以下の表は、各ブランドのいちばん有名なファンデーションのカラバリの数の比較したものである。(2020年5月27日現在)
北米と日本では倍近く違うことがおわかりいただけるだろうか。
高1の小娘からしたら、それはもう衝撃的だったのである。
さて、表題に戻ろう。
表にすると、2020年現在最もカラーバリエーション豊富なファンデーションを展開しているのはMACなことがわかる。
しかし私はESTEE LAUDERをタイトルに付けた。
それは、ショップにズラリとならんだESTEE LAUDERのファンデーションの輝く棚が忘れられないから。
さらに、様々な人種のモデルが並んだファンデーションの広告用ポスターが忘れられないからだ。
(もっとズラリとモデルさんが並んでいたような気がするのだが、記憶に一番近いものがこれだった。)
あぁ、良いなあ
というしみじみとした温かい感情が広がった記憶がある。
絶対に私に似合う色がそこにはあっただろうし
「絶対美白!」的な美の押しつけみたいなものを感じなかったからだ。
「包括的」とか「多様性」といった概念をこの一枚の広告と店の展示から感じ取れたし、その中の概念としての「安心感」がとても心地よかった。
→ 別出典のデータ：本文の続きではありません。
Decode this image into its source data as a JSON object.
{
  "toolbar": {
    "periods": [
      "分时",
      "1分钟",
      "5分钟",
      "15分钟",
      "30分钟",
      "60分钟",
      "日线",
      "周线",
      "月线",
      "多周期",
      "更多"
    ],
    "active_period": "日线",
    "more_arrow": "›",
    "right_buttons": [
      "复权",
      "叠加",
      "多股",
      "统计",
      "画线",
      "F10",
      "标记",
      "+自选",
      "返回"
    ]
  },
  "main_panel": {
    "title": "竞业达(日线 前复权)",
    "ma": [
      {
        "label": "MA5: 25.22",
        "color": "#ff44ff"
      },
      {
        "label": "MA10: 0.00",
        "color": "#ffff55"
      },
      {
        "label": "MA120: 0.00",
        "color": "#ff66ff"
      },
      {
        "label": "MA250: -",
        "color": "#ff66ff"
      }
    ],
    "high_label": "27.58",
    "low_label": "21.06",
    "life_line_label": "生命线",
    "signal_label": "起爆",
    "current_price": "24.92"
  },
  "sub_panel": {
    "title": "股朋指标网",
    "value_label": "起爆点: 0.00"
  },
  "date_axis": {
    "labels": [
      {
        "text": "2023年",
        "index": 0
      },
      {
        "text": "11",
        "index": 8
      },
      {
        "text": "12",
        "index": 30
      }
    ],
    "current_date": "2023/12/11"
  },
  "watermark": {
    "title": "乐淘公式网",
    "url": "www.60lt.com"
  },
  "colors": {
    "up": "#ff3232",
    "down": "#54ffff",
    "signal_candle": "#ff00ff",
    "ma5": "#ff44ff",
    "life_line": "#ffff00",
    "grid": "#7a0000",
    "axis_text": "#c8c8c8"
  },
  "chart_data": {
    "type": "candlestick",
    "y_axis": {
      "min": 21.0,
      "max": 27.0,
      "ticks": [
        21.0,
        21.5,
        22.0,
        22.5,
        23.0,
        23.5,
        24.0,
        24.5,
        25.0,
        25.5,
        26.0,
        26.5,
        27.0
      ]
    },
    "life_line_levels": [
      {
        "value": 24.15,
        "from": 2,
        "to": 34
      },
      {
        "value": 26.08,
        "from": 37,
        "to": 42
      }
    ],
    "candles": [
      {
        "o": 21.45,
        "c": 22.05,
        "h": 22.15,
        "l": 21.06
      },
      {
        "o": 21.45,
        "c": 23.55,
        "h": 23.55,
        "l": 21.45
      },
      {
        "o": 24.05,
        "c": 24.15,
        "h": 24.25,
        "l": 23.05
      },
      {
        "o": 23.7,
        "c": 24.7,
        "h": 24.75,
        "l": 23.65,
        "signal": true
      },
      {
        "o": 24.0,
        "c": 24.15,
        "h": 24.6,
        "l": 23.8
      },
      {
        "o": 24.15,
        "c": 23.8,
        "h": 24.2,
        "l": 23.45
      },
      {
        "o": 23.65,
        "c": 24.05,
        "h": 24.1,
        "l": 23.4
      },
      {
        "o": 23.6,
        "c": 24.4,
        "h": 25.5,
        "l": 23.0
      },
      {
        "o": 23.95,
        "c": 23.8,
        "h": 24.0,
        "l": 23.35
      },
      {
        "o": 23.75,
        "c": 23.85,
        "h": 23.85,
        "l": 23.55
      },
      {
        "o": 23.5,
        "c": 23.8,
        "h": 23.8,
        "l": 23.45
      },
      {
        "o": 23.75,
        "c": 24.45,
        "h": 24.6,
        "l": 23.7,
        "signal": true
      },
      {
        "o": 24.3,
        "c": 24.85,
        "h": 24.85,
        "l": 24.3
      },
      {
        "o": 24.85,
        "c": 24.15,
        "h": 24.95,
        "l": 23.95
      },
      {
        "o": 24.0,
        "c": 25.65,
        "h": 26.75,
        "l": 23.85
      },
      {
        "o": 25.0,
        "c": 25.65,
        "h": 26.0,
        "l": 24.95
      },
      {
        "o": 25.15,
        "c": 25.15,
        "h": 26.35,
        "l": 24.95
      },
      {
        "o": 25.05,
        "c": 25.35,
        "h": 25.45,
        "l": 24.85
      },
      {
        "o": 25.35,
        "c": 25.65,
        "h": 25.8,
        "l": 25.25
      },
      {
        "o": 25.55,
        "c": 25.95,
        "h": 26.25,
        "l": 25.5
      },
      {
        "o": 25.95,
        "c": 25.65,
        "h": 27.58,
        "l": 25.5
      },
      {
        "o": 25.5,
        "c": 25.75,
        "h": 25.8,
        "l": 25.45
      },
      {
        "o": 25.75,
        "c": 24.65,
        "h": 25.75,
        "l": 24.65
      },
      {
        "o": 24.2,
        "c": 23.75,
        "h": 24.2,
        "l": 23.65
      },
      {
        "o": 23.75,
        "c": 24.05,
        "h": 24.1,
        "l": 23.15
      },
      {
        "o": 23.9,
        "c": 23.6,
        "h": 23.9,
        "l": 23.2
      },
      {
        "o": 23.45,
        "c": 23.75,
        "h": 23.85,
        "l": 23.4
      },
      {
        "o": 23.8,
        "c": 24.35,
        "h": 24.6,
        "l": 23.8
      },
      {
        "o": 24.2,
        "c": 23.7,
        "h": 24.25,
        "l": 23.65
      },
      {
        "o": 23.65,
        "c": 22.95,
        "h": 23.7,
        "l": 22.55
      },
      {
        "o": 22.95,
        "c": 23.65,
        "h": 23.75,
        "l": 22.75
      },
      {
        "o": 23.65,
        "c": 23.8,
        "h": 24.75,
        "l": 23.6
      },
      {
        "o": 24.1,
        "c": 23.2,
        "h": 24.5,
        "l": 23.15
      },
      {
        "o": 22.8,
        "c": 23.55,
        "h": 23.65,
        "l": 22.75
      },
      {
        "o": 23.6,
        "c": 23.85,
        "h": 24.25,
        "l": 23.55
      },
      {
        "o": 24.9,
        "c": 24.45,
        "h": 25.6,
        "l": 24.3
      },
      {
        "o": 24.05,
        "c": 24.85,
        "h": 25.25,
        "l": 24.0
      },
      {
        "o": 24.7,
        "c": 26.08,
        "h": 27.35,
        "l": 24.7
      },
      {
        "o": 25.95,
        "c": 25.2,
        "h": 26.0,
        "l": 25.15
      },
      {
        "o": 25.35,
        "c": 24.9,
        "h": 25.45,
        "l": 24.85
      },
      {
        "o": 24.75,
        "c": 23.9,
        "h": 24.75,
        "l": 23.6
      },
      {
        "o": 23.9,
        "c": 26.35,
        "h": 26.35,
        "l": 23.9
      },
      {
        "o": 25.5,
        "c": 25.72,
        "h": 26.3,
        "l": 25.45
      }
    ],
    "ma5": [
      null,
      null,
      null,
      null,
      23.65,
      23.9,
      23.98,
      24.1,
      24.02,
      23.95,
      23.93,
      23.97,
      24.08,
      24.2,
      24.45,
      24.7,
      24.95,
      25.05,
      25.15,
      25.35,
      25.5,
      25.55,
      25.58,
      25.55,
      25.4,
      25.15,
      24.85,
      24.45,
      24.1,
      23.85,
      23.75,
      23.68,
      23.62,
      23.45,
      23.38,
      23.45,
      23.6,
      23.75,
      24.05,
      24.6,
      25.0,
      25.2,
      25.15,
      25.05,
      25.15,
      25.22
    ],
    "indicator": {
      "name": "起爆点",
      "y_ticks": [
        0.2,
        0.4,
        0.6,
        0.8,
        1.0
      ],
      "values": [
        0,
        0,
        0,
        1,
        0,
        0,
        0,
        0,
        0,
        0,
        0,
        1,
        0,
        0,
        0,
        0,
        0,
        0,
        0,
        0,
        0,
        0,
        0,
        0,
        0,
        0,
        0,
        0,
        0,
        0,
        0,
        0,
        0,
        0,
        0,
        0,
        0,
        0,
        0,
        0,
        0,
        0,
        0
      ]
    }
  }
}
それもあってか、LAで私はほとんど鬱な症状が出なかった。
先程も似たようなことを述べたが、
これを初めてみた時は同時に
「アメリカ、めっちゃ人種に気を使うんだな」
といったような感情が芽生えたことも覚えている。
そして10年経った今思うのは、「そうしなきゃいけない」ということだ。
そしてそろそろ、
私はESTEE LAUDERにメンズモデルも含めたポスターを作って欲しいなと思っている。
多様性、ということ。
なぜ「そうしなきゃいけない」か。
それは、多様性を守らなくてはいけないからだ。
多様性がなぜ重要か。
それは至って簡単で、
排除し合うコミュニティよりも生きやすいからだと、
少なくとも私は思っている。
「私の居場所はきっとある」という安心感。
この安心感に溢れたコミュニティを作るには結局多様性を重視することが一番の近道なのではないだろうか。
「私に似合うファンデーションがきっとある」
「無理に美白を意識しなくても良い」
「一重まぶただって良い」
LAには確かに、この空気が当たり前のものとして流れていた。
一重まぶたは私の強烈なコンプレックスで、定期的に美容整形を考えてしまうが、LAにいた頃はここまで病むことはなかったように思う。
(補足すると、私もメーカー社員の端くれなので、売れない色味の化粧品を売らない、展示しないメーカー側の事情も痛いほどわかります。それでも、日本の美容業界にはまだまだ多様性が足りないと思ってしまうのです。)
日本のビューティコミュニティには「多様性」にかこつけて
「ハーフモデル・タレントを異常にありがたがる」
「外国人風ヘアメイク」
「白人しかモデルを使わない」
といった風潮・ブランドが確かに存在する。
そしてその影響としていびつな形でルッキズムが跳梁跋扈している。
もう2020年も真ん中。
そろそろ、美の価値観をアップデートしませんか。
あなたの美は、外見にしろ感性にしろ内面にしろ、どうあがいてもあなたオリジナルのもの。
そして同じように、私の美も私オリジナル。
他の人と比較して苦しまなくていいし、
他の人と比較してくる他人に対して怒っていい。
あなたも美しいし、私だって美しい。
今日も明日も、これからもずーっと。
おまけ
ESTEE LAUDERに関するこの記事をぽつぽつと書いていたら
こんな記事が目に入ってきました。
米化粧品会社エスティローダーの従業員は、取締役会メンバーで創業者一族のロナルド・ローダー氏の解任を求めた。トランプ大統領支持組織への政治献金が問題視されたほか、白人警官による黒人暴行死に対する抗議活動への同社の対応も批判を招いた。
正直、人種に対して深い理解を持っているブランドだと思っていたので
ローダー氏に対して悲しい思いでいっぱいです。
確かにブランドの声明はビューティコミュニティにしては短いなと思っていました。
でもその会社と取締役会に対して、
社員がここまで声を上げられるのは本当に良い会社だと思います。
美を追求する企業のうちの1つとして、
真の意味で多様性を守る対応を期待しています。